The Gifts of a Dying Sun
Given no choice, the bursting sun falls,
tossed like leaking fruit across a sprawling sky
into parabolic pails of tomorrows. It squirts
one beam, sprays a last glance of watered
light on the tired and dried faces that walk
bad streets, barefoot and bleeding. A benevolent
goodbye, promised resurrection that soothes
them for the religious closing of eyes. Flight
over, it writes its will, passing wings to heirs,
and then
they are birds, lifted from the pinch of pebbles,
the gravel wounds, floating over armored
winds that stung their skin with the hail
of dead dreams. Soft feathers salve their
blistered fingers, glide rests their aching arms
and they
fly, high
above the weighted necessities, the rusted
wheels of carts and tractors, the heavy push
of plows. They whirl over worry, untouched by
the lead of what is comprehensible and true,
blow fear down dirt roads of forget with airy
storms of soaring, wet once more for the kiss
of another morning.

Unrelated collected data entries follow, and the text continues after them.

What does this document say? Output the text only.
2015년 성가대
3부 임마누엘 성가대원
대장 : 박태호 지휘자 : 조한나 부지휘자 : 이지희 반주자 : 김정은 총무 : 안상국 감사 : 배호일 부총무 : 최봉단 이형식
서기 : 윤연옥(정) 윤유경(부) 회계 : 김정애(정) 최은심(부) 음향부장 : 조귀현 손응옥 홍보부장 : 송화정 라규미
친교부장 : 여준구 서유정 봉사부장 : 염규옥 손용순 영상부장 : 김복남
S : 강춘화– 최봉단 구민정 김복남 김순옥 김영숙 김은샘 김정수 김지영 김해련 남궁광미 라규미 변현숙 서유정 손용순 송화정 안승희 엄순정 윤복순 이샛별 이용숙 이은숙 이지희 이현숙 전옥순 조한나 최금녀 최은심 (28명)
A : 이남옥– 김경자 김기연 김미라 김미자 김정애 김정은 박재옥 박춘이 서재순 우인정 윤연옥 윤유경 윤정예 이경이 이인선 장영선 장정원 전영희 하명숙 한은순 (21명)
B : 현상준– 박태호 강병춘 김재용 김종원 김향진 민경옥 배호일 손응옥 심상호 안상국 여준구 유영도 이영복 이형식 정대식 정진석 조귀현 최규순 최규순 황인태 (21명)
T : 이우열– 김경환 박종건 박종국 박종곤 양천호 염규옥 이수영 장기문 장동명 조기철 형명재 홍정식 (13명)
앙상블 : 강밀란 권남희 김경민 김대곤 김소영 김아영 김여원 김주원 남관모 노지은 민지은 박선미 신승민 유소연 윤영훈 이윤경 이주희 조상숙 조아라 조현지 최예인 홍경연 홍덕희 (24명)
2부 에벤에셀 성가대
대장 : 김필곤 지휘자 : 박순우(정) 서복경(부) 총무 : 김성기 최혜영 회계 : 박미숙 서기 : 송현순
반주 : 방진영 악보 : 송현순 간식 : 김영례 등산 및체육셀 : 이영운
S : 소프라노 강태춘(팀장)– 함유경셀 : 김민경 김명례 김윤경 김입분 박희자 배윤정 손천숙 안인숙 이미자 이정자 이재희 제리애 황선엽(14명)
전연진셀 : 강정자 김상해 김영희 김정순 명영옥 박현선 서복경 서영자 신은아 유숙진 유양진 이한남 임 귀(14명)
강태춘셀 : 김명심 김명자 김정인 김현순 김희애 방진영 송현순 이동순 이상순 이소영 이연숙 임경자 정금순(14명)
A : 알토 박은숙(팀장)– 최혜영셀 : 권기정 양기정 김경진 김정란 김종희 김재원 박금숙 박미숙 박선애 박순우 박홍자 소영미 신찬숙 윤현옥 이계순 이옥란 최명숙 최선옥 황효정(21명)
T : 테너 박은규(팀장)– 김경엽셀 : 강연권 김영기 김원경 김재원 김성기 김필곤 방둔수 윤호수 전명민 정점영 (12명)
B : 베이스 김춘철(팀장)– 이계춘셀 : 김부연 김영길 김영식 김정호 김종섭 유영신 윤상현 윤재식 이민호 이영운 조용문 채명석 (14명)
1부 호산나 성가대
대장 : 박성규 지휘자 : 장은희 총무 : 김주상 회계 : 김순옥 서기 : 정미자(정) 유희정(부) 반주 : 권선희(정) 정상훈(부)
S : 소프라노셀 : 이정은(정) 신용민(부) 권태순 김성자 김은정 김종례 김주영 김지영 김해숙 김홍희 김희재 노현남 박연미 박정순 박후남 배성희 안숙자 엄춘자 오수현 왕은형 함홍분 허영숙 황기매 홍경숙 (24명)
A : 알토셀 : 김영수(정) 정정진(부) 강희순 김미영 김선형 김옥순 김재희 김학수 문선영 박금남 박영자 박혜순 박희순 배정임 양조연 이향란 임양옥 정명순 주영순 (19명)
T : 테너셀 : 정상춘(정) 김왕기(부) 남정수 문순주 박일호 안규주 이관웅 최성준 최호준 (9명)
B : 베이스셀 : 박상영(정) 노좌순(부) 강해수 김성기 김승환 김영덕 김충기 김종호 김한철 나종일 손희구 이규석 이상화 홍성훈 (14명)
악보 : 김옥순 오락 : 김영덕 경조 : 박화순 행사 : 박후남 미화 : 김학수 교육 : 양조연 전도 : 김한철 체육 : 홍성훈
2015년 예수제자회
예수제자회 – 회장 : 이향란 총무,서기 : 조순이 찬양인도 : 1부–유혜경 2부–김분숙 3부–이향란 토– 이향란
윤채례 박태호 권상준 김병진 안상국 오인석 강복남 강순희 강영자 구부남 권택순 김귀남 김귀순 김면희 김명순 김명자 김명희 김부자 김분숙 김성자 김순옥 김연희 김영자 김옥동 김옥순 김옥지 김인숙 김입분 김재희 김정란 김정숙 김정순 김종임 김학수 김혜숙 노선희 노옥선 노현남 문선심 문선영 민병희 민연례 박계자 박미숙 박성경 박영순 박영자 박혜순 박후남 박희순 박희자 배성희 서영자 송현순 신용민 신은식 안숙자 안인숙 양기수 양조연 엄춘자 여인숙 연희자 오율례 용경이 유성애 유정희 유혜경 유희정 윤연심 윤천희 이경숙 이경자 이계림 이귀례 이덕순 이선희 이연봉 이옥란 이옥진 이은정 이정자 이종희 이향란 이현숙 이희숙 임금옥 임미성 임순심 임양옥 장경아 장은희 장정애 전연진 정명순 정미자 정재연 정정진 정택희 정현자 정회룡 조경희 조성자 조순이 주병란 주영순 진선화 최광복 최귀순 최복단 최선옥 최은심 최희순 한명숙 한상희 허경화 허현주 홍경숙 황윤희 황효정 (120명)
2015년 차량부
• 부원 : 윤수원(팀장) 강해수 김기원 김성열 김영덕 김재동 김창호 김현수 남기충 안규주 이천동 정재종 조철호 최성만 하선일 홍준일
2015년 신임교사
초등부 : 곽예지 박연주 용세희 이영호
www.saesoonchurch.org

In that final flare they
taste yesterday, the early oatmeal, smell
a spring rain, its baby rose. They hug a tree,
and
they are children, without backs that bend
in smokehouses, palms that crack in fields.
Men can be too long with salt and iron, too
far from toes in trickling streams, battered
on anvils of certainty, tugged through time,
but
when they whistle to a skipping rock they
remember, when they rub the bark and taste
cinnamon at breakfast their hands heal,
backs straighten on soft beds under quilts
whose warm patches are the summer sun.